L’industrie criminelle, la seule que la Guinée ait jamais réussie est en passe d’atteindre le rythme effréné qu’on lui connaissait du temps du sanguinaire, Sékou Touré. Il en est du crime comme du testament, il n’est admis que s’il est signé. Hier, la « cabine technique », la « Diète Noire » et les pendaisons publiques, aujourd’hui, les hommes encagoulés, les kidnappings, les disparitions forcées !  Sommes-nous encore à Conakry  ou à Santiago-du-Chili au temps des escadrons de la mort voire à Port-au-Prince, au temps des « Tontons macoutes » ?  Les Guinéens ont le droit de se poser la question tant l’atmosphère devient suffocante sous le règne du Général autoproclamé, Mamadi Doumbouya.

Comme pour fêter le premier anniversaire de la disparition de Foninké Mengué et de Billo Bah, un autre rapt vient de se produire à 3h du matin, ce samedi 21 juin.
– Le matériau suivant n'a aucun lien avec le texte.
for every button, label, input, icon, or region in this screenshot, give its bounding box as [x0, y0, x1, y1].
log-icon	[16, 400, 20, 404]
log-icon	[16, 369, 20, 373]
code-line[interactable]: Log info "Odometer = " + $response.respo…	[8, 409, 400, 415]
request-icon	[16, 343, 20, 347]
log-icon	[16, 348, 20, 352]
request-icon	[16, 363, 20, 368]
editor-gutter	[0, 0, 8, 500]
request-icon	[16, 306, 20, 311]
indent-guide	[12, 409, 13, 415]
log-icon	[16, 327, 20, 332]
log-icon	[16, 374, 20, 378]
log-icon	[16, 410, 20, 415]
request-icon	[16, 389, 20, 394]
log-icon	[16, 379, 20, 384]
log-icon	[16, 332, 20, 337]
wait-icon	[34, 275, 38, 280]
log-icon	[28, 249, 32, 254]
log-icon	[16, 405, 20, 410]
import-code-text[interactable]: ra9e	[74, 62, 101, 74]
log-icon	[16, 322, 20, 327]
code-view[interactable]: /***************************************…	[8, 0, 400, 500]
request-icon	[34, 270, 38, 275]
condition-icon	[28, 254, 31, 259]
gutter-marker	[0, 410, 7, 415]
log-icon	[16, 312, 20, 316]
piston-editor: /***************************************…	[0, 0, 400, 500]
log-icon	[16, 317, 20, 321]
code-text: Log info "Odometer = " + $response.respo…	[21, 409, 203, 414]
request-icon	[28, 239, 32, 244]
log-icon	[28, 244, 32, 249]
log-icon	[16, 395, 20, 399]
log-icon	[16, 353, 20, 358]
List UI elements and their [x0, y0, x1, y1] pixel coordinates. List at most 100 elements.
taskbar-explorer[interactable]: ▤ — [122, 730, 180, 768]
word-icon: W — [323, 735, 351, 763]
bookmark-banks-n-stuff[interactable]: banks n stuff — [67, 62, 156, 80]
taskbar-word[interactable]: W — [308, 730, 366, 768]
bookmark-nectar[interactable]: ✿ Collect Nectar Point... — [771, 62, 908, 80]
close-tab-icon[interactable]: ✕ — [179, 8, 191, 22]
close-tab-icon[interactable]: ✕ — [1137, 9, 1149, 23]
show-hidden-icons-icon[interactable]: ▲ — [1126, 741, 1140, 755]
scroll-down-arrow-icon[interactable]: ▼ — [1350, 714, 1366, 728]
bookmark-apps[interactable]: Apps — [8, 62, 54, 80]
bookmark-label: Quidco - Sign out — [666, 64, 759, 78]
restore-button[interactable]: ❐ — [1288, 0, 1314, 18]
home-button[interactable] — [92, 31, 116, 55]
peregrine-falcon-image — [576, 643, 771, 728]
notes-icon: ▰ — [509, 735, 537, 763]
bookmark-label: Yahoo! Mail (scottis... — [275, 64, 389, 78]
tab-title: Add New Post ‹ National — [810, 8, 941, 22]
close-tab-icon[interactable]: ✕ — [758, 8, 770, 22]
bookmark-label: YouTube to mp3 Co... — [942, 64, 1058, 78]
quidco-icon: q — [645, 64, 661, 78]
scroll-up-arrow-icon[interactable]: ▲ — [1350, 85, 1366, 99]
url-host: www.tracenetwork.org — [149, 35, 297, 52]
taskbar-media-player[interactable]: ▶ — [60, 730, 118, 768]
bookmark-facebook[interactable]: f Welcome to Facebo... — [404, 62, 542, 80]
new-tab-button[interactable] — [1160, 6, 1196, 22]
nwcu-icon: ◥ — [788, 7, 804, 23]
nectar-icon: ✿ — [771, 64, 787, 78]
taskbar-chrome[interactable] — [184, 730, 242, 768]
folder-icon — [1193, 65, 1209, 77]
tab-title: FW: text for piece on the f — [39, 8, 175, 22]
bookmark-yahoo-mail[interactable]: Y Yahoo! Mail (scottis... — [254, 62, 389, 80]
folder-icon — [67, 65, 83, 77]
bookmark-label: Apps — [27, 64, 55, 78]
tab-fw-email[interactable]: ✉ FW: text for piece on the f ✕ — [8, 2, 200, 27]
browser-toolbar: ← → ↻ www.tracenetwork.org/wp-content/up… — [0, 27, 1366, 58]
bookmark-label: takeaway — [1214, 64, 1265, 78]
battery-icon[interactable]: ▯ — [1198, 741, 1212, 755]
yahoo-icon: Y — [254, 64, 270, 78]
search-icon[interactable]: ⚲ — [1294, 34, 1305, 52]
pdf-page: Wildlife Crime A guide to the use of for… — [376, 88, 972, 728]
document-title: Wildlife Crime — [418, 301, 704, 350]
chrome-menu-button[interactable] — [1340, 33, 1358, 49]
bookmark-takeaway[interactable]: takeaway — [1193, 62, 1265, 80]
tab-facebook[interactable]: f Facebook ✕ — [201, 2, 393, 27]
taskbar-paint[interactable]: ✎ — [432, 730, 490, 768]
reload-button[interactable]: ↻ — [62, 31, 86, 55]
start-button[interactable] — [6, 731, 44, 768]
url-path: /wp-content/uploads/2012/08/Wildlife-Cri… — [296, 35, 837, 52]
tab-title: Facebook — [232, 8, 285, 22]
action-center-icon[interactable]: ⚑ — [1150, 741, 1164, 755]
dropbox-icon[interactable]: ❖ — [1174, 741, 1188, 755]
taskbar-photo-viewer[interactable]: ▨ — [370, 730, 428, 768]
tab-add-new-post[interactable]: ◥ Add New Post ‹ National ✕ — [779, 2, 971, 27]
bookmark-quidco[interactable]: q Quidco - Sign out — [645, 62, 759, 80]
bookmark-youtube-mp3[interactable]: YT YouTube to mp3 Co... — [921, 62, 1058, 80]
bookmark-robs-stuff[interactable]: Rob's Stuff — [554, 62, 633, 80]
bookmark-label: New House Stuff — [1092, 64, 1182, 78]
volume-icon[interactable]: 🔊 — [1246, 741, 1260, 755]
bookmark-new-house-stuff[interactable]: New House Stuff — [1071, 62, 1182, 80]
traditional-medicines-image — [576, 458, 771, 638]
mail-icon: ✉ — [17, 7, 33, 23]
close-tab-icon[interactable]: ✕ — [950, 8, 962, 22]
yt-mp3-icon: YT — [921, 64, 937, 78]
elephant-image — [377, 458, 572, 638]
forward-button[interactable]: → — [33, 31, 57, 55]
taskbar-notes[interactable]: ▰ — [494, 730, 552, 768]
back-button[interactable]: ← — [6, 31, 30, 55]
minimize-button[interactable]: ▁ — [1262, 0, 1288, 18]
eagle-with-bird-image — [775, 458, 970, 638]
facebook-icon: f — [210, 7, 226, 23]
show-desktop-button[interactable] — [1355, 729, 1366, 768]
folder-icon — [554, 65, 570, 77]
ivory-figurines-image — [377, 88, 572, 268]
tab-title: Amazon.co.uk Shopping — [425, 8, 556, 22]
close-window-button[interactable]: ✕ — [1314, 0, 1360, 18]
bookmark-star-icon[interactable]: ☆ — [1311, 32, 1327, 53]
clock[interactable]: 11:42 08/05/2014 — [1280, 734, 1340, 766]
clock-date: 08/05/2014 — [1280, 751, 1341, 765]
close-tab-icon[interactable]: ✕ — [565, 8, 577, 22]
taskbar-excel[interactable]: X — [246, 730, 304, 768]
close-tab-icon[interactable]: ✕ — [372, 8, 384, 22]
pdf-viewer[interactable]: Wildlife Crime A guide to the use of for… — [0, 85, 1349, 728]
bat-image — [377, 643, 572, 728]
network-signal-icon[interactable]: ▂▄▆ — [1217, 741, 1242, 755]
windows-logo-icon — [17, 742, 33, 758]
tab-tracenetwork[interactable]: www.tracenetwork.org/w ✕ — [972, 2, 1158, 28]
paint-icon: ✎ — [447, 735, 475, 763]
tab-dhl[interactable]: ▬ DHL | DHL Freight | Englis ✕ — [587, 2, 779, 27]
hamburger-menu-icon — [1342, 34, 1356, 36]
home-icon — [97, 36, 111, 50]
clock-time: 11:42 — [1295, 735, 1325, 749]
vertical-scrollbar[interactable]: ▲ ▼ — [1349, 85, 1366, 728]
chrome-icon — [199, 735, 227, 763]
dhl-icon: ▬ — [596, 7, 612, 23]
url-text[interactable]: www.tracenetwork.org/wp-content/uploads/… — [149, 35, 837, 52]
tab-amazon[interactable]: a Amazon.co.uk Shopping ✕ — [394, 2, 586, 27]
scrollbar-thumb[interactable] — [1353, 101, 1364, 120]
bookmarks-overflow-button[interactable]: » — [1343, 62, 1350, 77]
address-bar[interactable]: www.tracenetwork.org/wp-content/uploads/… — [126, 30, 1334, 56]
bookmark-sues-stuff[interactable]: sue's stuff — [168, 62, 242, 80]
C’est sur Maître Mohamed Traoré, que s’est abattue cette fois, la force bestiale du pouvoir. Notre prestigieux avocat a subi exactement ce qu’il y a quelques mois, a subi, le jeune Abdoul Sacko. Des hommes lourdement armés et portant la cagoule ont  fait  une intrusion violente chez lui et ils l’ont kidnappé après avoir brutalisé sa fille.

Ils nous rejouent pour ainsi dire, le sketch de février dernier.  J’imagine qu’ils ont levé la même équipe pour faire exactement le même sale boulot, sauf que cette fois, c’est dans la broussaille de Bangouya dans la préfecture de Coyah qu’on a retrouvé le mourant et non dans celle de Forécariah comme ce fut le cas avec le pauvre Sacko.  

Maître Traoré peut s’estimer heureux malgré le terrible choc physique et psychologique qu’il vient de  subir : lui, sa famille l’a retrouvé et vivant, qui plus est, ce qui est une sinécure par les temps qui courent. Foninké Mengué, Billo Bah, Saadou Nimaga et Marouane Camara, eux, on ne sait toujours pas si on a une chance de les revoir un jour. En attendant, rares sont ceux qui les plaignent.  Normal, en Guinée, on encense le chef, on ne plaint jamais ses victimes. Aucun prêtre, aucun marabout, aucun  de nos notables  n’ira s’enquérir de la santé de maître Traoré,  soulager les épouses de  Foninké Mengué et Billo Bah, caresser la petite Kadiza (la fille de Marouane Camara) dont on ne sait toujours pas si elle est orpheline ou non, ou alors,  se rendre à « l’Hôtel Cinq Etoiles de Coronthie »,  offrir des oranges à Aliou Bah. Aucun membre du CNT ne posera une question au gouvernement (c’est pourtant son rôle) sur la mort du Général Sadiba Koulibaly ou sur le sort de nos chers disparus. Ce petit monde n’a qu’un seul et unique souci : accoutrer d’un manteau juridique le pouvoir illégal de Mamadi Doumbouya et ainsi, continuer à puiser dans sa gamelle, à grandes louchées, bien sûr. Dans d’autres pays, on aurait appelé ça, une honte, ici, c’est un simple mode de vie. En Guinée, la cruauté et l’injustice ne choquent personne même pas dans les églises et dans les mosquées. C’est triste mais c’est comme ça !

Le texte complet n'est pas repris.